Though the MI5 briefing clearly stems from meeting HN109 and Martin Gray, HN109 denies that the SDS would have asked MI5 not to tell the Home Office. He says they didn’t have the power to make such a request. He adds that he saw it as an internal police disciplinary matter rather than something for the Home Office to be concerned with.

It is pointed out that six months later, in June 1989, it was decided that the SDS no longer had to seek annual authorisation from the Home Office to continue. Instead, it would be funded from the normal police budget and thus exempt from external scrutiny. The implication being that it might have been quite different had the Home Office known of the Scutt affair.

HN109 declares himself totally unaware of this major decision, even though he was still in post as an SDS manager until April 1990.

CHANGES AFTER SCUTT

Following the Scutt affair, HN109 was worried about security. The SDS stopped using the safe houses from Scutt’s time, and had the twice-weekly SDS meetings at HN109’s own house while new safe houses were found.

HN109 acknowledges there was a shock to the unit, and the uncertainty took a while to settle down. Things got better but HN109 acknowledged he was ‘never going to be anyone’s best friend’. People were probably nervous because they didn’t have the full picture.

In his evidence to the Inquiry, HN56 ‘Alan Nicholson’ said that before he was deployed he had a meeting with another undercover who wanted to reassure him about the unit because of the residual ill-feeling.

‘Nicholson’ also recounted an incident in a pub after one of the biweekly safe house meetings, where an angry Martin Gray had to tell HN109 to stop going on about Scutt.

HN109 says he does not recall this, but accepts he and Gray had differences – albeit which did not affect their managerial relationship. He thought that Gray identified more with the undercovers and was more in favour of narrowing the differences between them and the managers. Gray also took a friendlier approach and was less willing to engage in confrontation.

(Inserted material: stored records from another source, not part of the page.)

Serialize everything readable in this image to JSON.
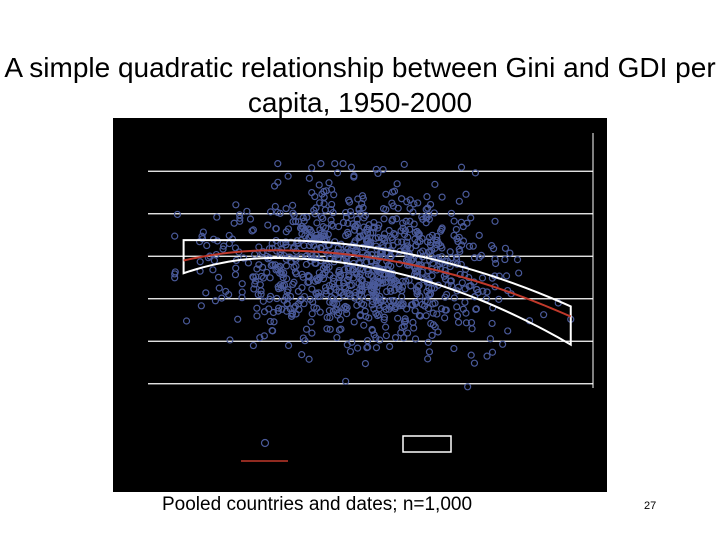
{
  "slide": {
    "title": "A simple quadratic relationship between Gini and GDI per capita, 1950-2000",
    "caption": "Pooled countries and dates; n=1,000",
    "page_number": "27"
  },
  "colors": {
    "background": "#000000",
    "grid": "#ffffff",
    "points": "#4a5a9a",
    "fit_line": "#c0392b",
    "confidence_band": "#ffffff"
  },
  "chart_data": {
    "type": "scatter",
    "title": "A simple quadratic relationship between Gini and GDI per capita, 1950-2000",
    "xlabel": "",
    "ylabel": "",
    "x_axis": {
      "type": "linear",
      "tick_labels_visible": false
    },
    "y_axis": {
      "type": "linear",
      "tick_labels_visible": false
    },
    "xlim": [
      0,
      100
    ],
    "ylim": [
      0,
      100
    ],
    "grid": true,
    "n_points": 1000,
    "point_cloud": {
      "x_range": [
        6,
        95
      ],
      "y_range": [
        0,
        88
      ],
      "x_center": 48,
      "y_center": 48
    },
    "fit": {
      "type": "quadratic",
      "x_range": [
        8,
        95
      ],
      "y_at_x_start": 50,
      "peak_x": 28,
      "peak_y": 54,
      "y_at_x_end": 28
    },
    "confidence_band": {
      "upper_at_x_start": 58,
      "lower_at_x_start": 45,
      "upper_at_x_end": 32,
      "lower_at_x_end": 17
    },
    "legend": {
      "position": "bottom-center",
      "entries": [
        {
          "marker": "circle"
        },
        {
          "marker": "line"
        },
        {
          "marker": "band"
        }
      ]
    }
  }
}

In his witness statement, HN109 says that with Gray in charge he was less able to pursue and challenge questionable behaviour from Lambert and Dines. Asked about this at the hearing, he says can’t remember what he meant about what that behaviour was, but he may have been bothered by the closeness the pair had.

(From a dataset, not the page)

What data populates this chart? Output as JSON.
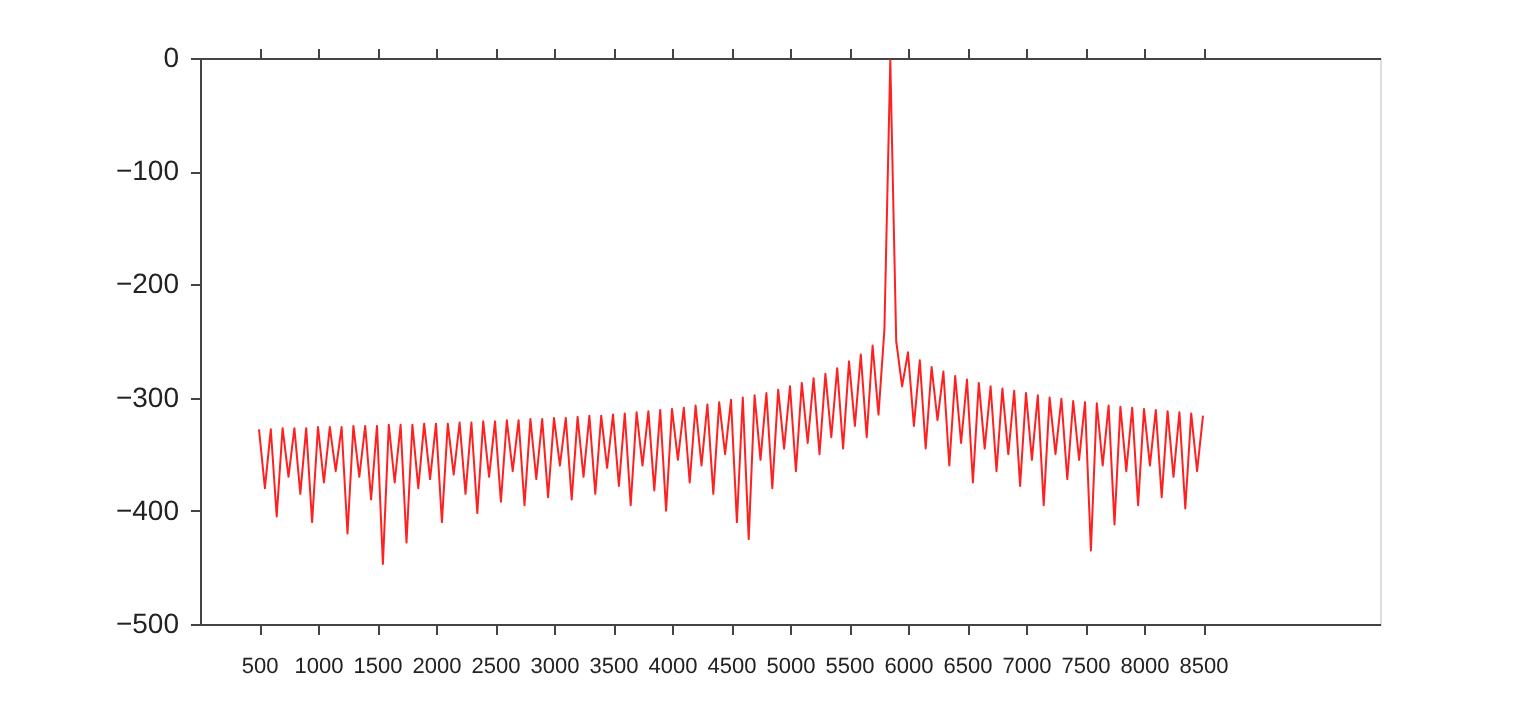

At the very end of his testimony he is asked about this by his own barrister. HN109 says when he first joined the SDS as a manager he was reassured they were close to their targets but there were no close relationships, which was fine, but:

‘I sometimes got the impression that the intelligence was so good that maybe they were closer than I would have liked.’

But he says as he had nothing specific to look into and he didn’t feel disturbed enough to investigate further – yet another thing he says he regrets in hindsight.

When he first read about the spycops scandal in newspapers he felt disgusted:

‘I felt as if I hadn’t done my job right. I felt for the lassies involved. And I think the betrayal, [of] loyalty.’

With that, the hearing finished.

The Inquiry’s Chair, Sir John Mitting, thanked HN109 for:

‘the thoughtful and illuminating evidence that you have given to me…

It has been of the greatest assistance to me. If all the witnesses that I had heard had been of the same calibre my task could be a great deal easier’.

It was a jarring comment when HN109’s live evidence had contradicted his written statements and itself, and he was clearly being dishonest in trying to deflect blame from the undercovers he managed and from himself.

Was Mitting just being overly polite, or is he genuinely so gullible and/or biased towards police officers that he’s unable to spot the glaring problems with what he’d just heard?